Only once had anyone questioned Barton’s terms. It was a husband and wife who’d come into his office together, nice-looking folks. They’ll ask for something big, Barton had thought, and he’d been right. Anyway, it was the wife who’d gotten in his face when he said 30 percent.
“Now wait a moment,” she said. “My father’s in finance and I happen to know—”
But the husband cut her off. “Dear, perhaps this isn’t your place.” She was quiet after that and the husband signed everything he needed to sign with no further trouble, not even a look of concern on his part. They’d made their first payment already too, with Barton calculating his cut as soon as he saw them enter the bank.
Initially, Barton had no plan for what to do with his stolen money. The money itself was never the point. He wanted the power that came with the money and the satisfaction of taking it from a place that had rendered him small, pitiful, and childlike for more than half a decade. It was his Big Man money. Something to stand upon and feel himself taller.
But it was currency, still. And shouldn’t it be used as such?
Roslyn was the one to make him think this. He had someone else in his life to consider now. He decided he’d use the money to make his escape from Spokane Falls. He wasn’t going to be able to stay forever anyway.
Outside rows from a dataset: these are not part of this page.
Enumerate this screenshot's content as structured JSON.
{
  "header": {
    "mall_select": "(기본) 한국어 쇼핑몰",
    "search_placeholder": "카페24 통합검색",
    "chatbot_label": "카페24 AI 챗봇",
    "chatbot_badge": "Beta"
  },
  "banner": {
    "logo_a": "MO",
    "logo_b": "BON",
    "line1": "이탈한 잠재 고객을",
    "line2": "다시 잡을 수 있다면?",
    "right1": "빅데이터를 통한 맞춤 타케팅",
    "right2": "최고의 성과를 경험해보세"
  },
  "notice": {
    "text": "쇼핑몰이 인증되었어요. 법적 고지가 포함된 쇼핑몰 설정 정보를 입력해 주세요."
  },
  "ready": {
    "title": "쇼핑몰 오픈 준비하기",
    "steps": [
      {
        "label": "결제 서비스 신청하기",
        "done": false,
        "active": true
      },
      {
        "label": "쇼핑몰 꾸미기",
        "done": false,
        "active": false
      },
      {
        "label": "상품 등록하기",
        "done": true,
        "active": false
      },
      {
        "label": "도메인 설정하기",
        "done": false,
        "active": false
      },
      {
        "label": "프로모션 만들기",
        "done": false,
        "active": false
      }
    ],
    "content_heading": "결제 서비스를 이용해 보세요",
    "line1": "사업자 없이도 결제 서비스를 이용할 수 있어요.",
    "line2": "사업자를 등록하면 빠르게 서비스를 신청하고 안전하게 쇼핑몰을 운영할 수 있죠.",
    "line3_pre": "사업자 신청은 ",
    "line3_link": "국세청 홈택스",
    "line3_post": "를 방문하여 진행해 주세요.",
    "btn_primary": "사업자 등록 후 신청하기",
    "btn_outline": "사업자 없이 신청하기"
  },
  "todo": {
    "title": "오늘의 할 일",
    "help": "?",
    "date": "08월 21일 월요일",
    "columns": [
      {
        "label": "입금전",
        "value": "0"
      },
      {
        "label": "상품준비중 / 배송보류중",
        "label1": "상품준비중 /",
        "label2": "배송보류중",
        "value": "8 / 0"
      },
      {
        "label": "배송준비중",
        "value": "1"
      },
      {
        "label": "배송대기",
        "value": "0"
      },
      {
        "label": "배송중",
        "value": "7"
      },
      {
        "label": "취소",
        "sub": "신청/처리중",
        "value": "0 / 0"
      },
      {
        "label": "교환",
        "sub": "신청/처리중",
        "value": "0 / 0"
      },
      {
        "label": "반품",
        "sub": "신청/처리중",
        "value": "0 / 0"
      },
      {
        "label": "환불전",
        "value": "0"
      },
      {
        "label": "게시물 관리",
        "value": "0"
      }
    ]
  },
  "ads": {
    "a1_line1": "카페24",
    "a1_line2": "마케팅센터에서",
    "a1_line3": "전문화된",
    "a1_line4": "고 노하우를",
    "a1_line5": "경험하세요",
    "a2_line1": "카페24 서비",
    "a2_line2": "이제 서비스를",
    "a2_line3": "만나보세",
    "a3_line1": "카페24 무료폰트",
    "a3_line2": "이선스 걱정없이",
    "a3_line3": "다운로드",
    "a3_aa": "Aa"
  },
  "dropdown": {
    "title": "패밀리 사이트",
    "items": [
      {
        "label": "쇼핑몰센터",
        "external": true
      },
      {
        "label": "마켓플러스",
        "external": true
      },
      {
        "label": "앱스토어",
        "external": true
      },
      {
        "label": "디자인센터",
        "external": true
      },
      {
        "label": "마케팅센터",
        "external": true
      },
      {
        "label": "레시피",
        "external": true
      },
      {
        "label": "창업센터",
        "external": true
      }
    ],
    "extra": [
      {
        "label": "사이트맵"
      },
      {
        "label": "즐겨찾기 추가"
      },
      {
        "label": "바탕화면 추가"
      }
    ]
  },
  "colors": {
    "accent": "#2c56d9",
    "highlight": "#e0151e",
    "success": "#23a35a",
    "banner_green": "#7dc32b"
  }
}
It was the chaos of the fire and its aftermath that had allowed him to steal from the bank in the first place. Once that chaos had subsided, Spokane Falls would take stock of its institutions. There’d again be oversight and attention to detail. He’d be caught. So, before that happened, he needed to be long gone. And that was what the money was good for. He and his lady would head out on a marvelous adventure.
He’d take Roslyn and they’d go east, back to one of the country’s truly great and established cities. There, they’d start a new life, together. They would pick new names, rewrite their own histories. He’d claim to be a baron, and adopt an accent. Roslyn could be an artist. Or better yet, an heiress. It didn’t matter what she was an heiress to. In fact, best perhaps not to specify. Let the neighbors guess. They would come up with far grander assumptions than anything Barton and Roslyn might invent.
If he could do this, Roslyn would be beholden to him not just for saving her from trouble in Spokane Falls, but for providing her with a lavish and wonderful lifestyle. Love is always strongest when it’s based in debt, Barton the banker thought.
“Have you ever imagined what you might want your life to be like if you were rich?” he asked her one night.
She seemed to consider this question seriously. “I think if I were rich, I’d like to use my money to help people. Children especially. I’d like to help children who need it in some way.”
“You are so wonderful and kind, always thinking of others,” Barton said. “But don’t you feel now is the time in your life when you ought to think of yourself? To take care of yourself first? For example, have you ever dreamed of living someplace other than Spokane Falls?”
“I have lived someplace else,” Roslyn said. “I’m not actually from here, originally.”
Barton nodded but did not hear this answer. He had slipped into a daydream in which he and Roslyn were riding in a carriage through some stately and well-lit city. They were wearing very fine clothes and their hands were clasped together as he imagined all lovers clasped their hands when riding in carriages. They were laughing. Barton did not extend his daydream so far as to know what the joke was, but in his mind he and Roslyn were having a grand and hilarious time.
“Me too,” Barton said. “But don’t worry. Someday I’ll take you there.”